Chapitre 8 — L’eau, une ressource vitale · Topic 1 · Leçon 1.1
L’eau couvre 71 % de la surface de la Terre. Pourtant, l’eau douce liquide accessible à la consommation humaine représente moins de 0,3 % de toute l’eau terrestre. Comment est-ce possible ? Pour comprendre cette apparente contradiction, il faut explorer la distribution de l’eau dans les différents réservoirs de la planète et la façon dont elle circule entre eux — c’est le cycle de l’eau.
🎯 Objectifs pédagogiques
À la fin de cette leçon, tu sauras :
- Identifier les principaux réservoirs d’eau sur Terre et leurs volumes respectifs.
- Décrire les principaux flux du cycle hydrologique.
- Expliquer pourquoi l’eau douce accessible est si rare malgré l’abondance apparente.

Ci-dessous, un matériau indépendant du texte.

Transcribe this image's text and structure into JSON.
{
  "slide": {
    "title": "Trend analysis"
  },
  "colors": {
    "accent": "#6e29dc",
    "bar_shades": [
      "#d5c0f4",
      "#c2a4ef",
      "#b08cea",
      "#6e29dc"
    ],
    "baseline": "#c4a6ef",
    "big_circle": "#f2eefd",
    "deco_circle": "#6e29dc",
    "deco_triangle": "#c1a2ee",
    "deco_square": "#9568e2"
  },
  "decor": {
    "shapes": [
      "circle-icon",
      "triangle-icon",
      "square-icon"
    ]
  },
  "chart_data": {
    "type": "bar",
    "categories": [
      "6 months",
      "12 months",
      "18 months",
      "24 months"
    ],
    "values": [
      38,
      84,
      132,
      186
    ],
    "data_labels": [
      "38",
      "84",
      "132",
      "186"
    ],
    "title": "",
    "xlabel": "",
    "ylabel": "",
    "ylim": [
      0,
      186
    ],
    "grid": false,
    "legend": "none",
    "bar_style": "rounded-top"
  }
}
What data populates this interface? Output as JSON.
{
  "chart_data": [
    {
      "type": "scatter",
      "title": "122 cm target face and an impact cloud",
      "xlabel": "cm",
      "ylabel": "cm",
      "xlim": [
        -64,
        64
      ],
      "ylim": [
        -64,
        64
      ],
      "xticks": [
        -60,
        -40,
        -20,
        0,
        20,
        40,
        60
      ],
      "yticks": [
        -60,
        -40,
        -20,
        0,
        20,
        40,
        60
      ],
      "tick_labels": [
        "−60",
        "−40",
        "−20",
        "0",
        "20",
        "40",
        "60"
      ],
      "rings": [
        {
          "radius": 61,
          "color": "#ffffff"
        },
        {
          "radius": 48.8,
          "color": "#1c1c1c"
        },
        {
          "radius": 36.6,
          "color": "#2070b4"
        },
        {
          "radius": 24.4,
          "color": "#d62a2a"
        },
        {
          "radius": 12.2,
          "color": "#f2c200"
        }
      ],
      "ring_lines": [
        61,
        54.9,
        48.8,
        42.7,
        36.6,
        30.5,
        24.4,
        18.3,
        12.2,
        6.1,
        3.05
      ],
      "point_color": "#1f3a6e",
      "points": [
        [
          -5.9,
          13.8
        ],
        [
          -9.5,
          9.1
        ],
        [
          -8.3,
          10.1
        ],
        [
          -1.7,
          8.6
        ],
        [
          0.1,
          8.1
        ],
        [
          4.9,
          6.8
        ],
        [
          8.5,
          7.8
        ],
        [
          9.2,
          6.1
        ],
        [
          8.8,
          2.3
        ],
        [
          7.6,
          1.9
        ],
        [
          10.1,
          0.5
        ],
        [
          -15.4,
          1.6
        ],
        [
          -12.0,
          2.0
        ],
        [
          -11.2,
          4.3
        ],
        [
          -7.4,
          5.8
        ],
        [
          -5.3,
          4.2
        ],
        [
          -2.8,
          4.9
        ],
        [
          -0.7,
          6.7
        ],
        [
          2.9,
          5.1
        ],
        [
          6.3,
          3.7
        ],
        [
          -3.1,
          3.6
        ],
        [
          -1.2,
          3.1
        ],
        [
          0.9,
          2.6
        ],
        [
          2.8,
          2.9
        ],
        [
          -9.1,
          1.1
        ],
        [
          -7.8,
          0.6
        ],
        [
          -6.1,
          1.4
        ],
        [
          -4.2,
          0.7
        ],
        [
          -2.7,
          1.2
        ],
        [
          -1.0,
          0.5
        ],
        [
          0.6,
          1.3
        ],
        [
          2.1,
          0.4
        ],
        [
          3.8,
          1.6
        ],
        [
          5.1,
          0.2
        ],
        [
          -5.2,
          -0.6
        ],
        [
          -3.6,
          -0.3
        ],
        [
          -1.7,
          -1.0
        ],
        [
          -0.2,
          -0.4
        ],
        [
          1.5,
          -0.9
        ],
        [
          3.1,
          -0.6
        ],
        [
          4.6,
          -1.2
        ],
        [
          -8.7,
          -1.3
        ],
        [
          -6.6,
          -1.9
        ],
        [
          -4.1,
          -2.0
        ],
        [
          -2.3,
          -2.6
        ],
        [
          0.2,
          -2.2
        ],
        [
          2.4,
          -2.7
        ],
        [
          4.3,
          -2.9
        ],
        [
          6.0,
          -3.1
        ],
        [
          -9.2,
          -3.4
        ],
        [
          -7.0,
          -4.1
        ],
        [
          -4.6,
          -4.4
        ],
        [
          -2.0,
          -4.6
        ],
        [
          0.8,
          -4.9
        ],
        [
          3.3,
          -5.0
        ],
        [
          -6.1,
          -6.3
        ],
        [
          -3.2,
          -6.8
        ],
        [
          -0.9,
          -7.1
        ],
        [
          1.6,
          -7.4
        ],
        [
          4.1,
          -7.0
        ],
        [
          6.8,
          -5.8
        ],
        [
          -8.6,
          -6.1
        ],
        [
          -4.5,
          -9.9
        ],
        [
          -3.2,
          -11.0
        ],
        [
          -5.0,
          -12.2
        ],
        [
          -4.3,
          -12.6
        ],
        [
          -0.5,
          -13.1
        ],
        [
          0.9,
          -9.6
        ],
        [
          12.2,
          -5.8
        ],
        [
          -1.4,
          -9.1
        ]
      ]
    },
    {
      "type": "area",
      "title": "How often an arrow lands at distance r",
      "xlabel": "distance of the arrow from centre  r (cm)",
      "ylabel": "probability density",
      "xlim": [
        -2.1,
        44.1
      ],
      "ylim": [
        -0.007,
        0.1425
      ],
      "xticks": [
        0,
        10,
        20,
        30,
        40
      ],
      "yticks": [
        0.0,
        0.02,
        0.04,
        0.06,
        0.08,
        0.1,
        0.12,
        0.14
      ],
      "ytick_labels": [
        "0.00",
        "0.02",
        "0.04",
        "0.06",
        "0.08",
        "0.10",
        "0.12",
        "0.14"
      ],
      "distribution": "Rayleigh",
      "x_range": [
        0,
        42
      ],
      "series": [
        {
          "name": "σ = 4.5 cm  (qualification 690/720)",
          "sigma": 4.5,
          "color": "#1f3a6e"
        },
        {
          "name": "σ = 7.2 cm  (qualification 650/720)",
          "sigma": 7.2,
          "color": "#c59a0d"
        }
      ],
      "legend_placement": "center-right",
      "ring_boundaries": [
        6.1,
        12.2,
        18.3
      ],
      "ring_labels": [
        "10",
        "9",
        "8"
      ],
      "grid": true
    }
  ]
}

- Localiser les principales inégalités mondiales dans la distribution de l’eau douce.
🧭 Plan de la leçon
- Les réservoirs d’eau sur Terre — un inventaire surprenant
- Le cycle hydrologique — les flux entre réservoirs
- L’eau douce accessible — une ressource rare et inégalement répartie
- Les usages de l’eau dans le monde
1. Les réservoirs d’eau sur Terre — un inventaire surprenant
La quantité totale d’eau sur Terre est estimée à environ 1 386 millions de km³. Elle est distribuée dans plusieurs réservoirs :
| Réservoir | Volume estimé (km³) | Part du total | Salinité |
|---|---|---|---|
| Océans | 1 335 000 000 | 96,5 % | Salée (~35 g/L) |
| Glaces et glaciers | 26 350 000 | 1,74 % | Douce — non disponible |
| Eaux souterraines | 10 530 000 | 0,76 % | Douce ou salée |
| Lacs et rivières | 93 100 | 0,007 % | Majoritairement douce |
| Humidité des sols | 16 500 | 0,001 % | Douce |
| Atmosphère | 12 900 | 0,001 % | Douce (vapeur) |
Ce tableau révèle une réalité frappante : 97 % de l’eau terrestre est salée (essentiellement les océans) — non utilisable directement pour la boisson, l’agriculture ou l’industrie. Des 3 % restants d’eau douce, environ les deux tiers sont gelés dans les calottes polaires et les glaciers, et donc inaccessibles à court terme. Les eaux souterraines représentent l’essentiel de l’eau douce liquide, mais ne sont pas toutes facilement accessibles ou renouvelables.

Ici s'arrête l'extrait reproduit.